Preprint Article Version 1 Preserved in Portico This version is not peer-reviewed

A New Casjensviridae Bacteriophage Isolated from Hospital Sewage Effectively Disrupt Biofilms of Carbapenem Resistant Klebsiella pneumonia Clinical Isolates

Sambuddha Chakraborty
,
Anusha Rohit
,
S. Jaya Prasanthi
,
Ashwini Chauhan
* ORCID logo
Version 1 : Received: 31 May 2024 / Approved: 31 May 2024 / Online: 3 June 2024 (08:31:06 CEST)

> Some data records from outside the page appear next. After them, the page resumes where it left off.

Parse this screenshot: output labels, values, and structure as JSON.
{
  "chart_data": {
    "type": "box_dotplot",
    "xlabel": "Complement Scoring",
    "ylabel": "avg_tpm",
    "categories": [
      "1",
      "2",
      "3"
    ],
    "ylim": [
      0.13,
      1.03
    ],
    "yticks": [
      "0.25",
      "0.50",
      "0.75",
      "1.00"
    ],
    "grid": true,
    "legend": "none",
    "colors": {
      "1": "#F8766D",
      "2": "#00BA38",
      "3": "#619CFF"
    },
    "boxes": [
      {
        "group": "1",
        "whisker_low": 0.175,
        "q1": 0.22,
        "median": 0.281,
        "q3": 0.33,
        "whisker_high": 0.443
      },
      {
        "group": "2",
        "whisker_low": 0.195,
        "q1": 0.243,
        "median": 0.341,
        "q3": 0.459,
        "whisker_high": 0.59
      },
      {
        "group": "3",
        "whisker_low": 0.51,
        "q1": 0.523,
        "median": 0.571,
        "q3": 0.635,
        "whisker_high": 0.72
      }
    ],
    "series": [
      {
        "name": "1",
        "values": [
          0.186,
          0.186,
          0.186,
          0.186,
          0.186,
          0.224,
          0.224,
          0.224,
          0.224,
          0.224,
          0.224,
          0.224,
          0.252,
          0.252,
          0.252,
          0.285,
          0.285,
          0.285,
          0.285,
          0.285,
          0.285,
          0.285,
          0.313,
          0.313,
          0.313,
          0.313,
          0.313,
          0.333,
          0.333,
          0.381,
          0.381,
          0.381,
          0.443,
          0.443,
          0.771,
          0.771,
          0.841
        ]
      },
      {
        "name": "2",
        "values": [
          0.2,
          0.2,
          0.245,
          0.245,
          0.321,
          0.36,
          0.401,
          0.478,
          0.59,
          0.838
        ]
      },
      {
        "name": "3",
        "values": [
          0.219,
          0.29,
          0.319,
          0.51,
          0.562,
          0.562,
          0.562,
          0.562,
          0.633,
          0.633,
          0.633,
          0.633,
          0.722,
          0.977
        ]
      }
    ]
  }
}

How to cite: Chakraborty, S.; Rohit, A.; Prasanthi, S. J.; Chauhan, A. A New Casjensviridae Bacteriophage Isolated from Hospital Sewage Effectively Disrupt Biofilms of Carbapenem Resistant Klebsiella pneumonia Clinical Isolates. Preprints 2024, 2024052177. https://doi.org/10.20944/preprints202405.2177.v1 Chakraborty, S.; Rohit, A.; Prasanthi, S. J.; Chauhan, A. A New Casjensviridae Bacteriophage Isolated from Hospital Sewage Effectively Disrupt Biofilms of Carbapenem Resistant Klebsiella pneumonia Clinical Isolates. Preprints 2024, 2024052177. https://doi.org/10.20944/preprints202405.2177.v1

Abstract

Klebsiella pneumoniae, a member of the ESKAPE pathogen group, is a prominent cause of hospital-acquired infections. The WHO recognized carbapenem-resistant K. pneumoniae as a critical-one priority pathogen. These resilient superbugs have the ability to form biofilms and present a significant global threat. In the present study, we isolated and characterized a bacteriophage SAKp02, from hospital sewage, infectious to carbapenem-resistant K. pneumoniae patient isolates. SAKp02 could infect 43 of 72 clinical isolates, indicating a broad host spectrum. Whole genome analysis classified SAKp02 within the family Casjensviridae, with a 59,343 bp genome encoding 82 ORFs. Comparative genomic analysis revealed significant differences between SAKp02 and its closest viruses, indicating a distinct genetic makeup positioning it as a novel phage strain within the lineage. The SAKp02 genome comprises bacteriolytic enzymes, including holin, endolysin, and phage depolymerase, crucial for bacterial lysis and biofilm disruption. It reduced biofilm biomass by over threefold compared to the control and eradicated 99% of viable cells within a 4-hour treatment period. Scanning electron microscopy corroborated the ability of the phage to dismantle biofilm matrices and lyse bacterial cells. Safe and effective treatments are warranted, and hence, the fully characterized lytic phages with therapeutic potential against drug-resistant clinical isolates of bacteria are needed. Our study is the first to report the antibacterial and antibiofilm activity of Casjensviridae phages, and our discovery of a novel K. pneumoniae phage broadens the arsenal against the bacteria.

Keywords

antimicrobial resistance; biofilm bacteriophage; K. pneumoniae; alternative to antibiotics; antibiofilm strategy

Subject

Biology and Life Sciences, Immunology and Microbiology

Copyright: This is an open access article distributed under the Creative Commons Attribution License which permits unrestricted use, distribution, and reproduction in any medium, provided the original work is properly cited.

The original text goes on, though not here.